Google Docs (Sharing with teams)

It’s been quite a while since my last post, but in that time I hope you had a chance to try out Google Docs. Perhaps you’ve even taken the time to check out Google Drive. In this session I’ll show you some of the ways you can use Google docs to share, edit, and collaborate.

Perhaps the most common use for Google Docs is to allow others to review and edit documents you’ve created.

For example, in our office we have an edit and review process for our e-newsletter. One or more people write stories that are sent to an editor and consolidated. From there the e-newsletter is attached to an email and routed to several people for review. Each person reviews and supplies edits and returns the document to the editor. The editor then manages and merges these changes. Simple enough but time-consuming none the less.

When I write content, I create a draft (roughness depending on mood) share it with my editor and my content experts. Content experts can modify the live document, and the editor can work within the same document. What makes it even better is they can all be working on it at the same time if they choose.

The biggest difference is that many documents become one document. So how’s it done?

First click the share button in the top right corner:

This will open the sharing box:


Use the “Add people” box to add the person you want to share with. Once a person is added you can use the drop down to the right of their name to select permissions for them. In this case I want to allow others the ability to edit the document. When you’ve added the people you want to share with, click done.

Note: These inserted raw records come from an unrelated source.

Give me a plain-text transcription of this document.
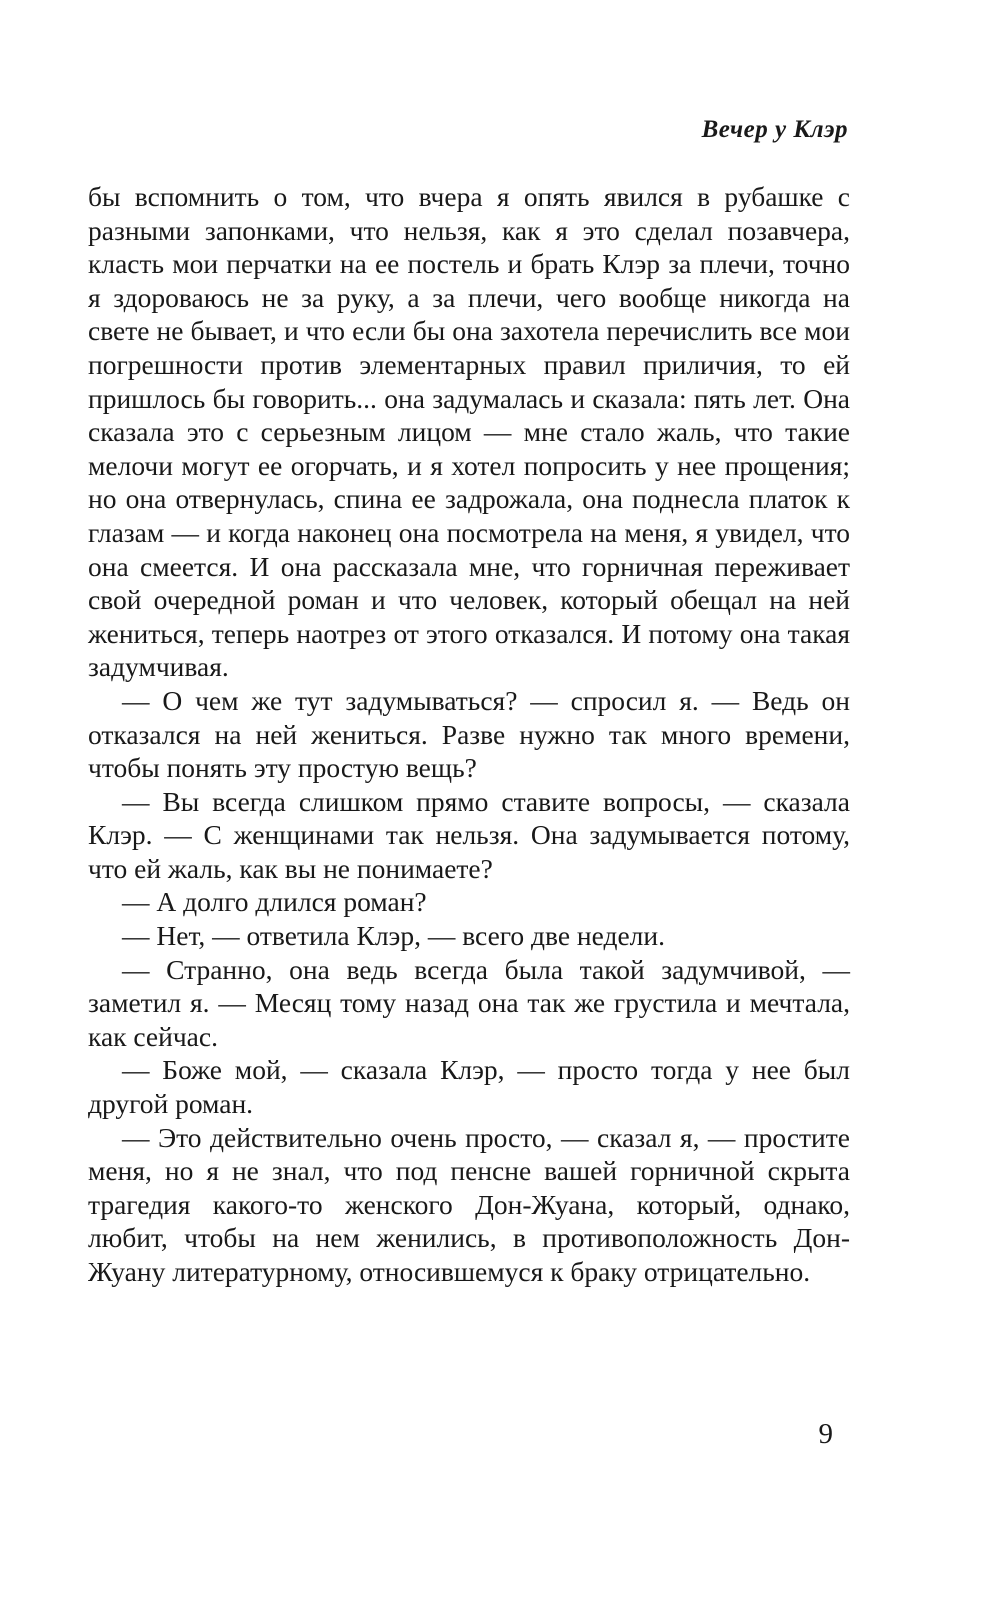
Вечер у Клэр

бы вспомнить о том, что вчера я опять явился в рубашке с разными запонками, что нельзя, как я это сделал позавчера, класть мои перчатки на ее постель и брать Клэр за плечи, точно я здороваюсь не за руку, а за плечи, чего вообще никогда на свете не бывает, и что если бы она захотела перечислить все мои погрешности против элементарных правил приличия, то ей пришлось бы говорить... она задумалась и сказала: пять лет. Она сказала это с серьезным лицом — мне стало жаль, что такие мелочи могут ее огорчать, и я хотел попросить у нее прощения; но она отвернулась, спина ее задрожала, она поднесла платок к глазам — и когда наконец она посмотрела на меня, я увидел, что она смеется. И она рассказала мне, что горничная переживает свой очередной роман и что человек, который обещал на ней жениться, теперь наотрез от этого отказался. И потому она такая задумчивая.

— О чем же тут задумываться? — спросил я. — Ведь он отказался на ней жениться. Разве нужно так много времени, чтобы понять эту простую вещь?

— Вы всегда слишком прямо ставите вопросы, — сказала Клэр. — С женщинами так нельзя. Она задумывается потому, что ей жаль, как вы не понимаете?

— А долго длился роман?

— Нет, — ответила Клэр, — всего две недели.

— Странно, она ведь всегда была такой задумчивой, — заметил я. — Месяц тому назад она так же грустила и мечтала, как сейчас.

— Боже мой, — сказала Клэр, — просто тогда у нее был другой роман.

— Это действительно очень просто, — сказал я, — простите меня, но я не знал, что под пенсне вашей горничной скрыта трагедия какого-то женского Дон-Жуана, который, однако, любит, чтобы на нем женились, в противоположность Дон-Жуану литературному, относившемуся к браку отрицательно.

9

This sets the permissions on the document, sends them an email with a link, and adds the document to their Google Docs for editing.

If someone you’ve shared with accesses the document the same time that you do you will see a notification under the share button at the top right of the page. Any number of participants can access the document and make edits simultaneously.

You can also see where other users are editing the document. Below you can see that I’m editing the text highlighted in grey, as another user is editing the text highlighted in pink.

Granted the system isn’t perfect, at some point somebody will overwrite, or delete something you wanted to keep. Google Docs offers a solution for this as well. Revision history is located under the file menu and gives you access to all document revisions.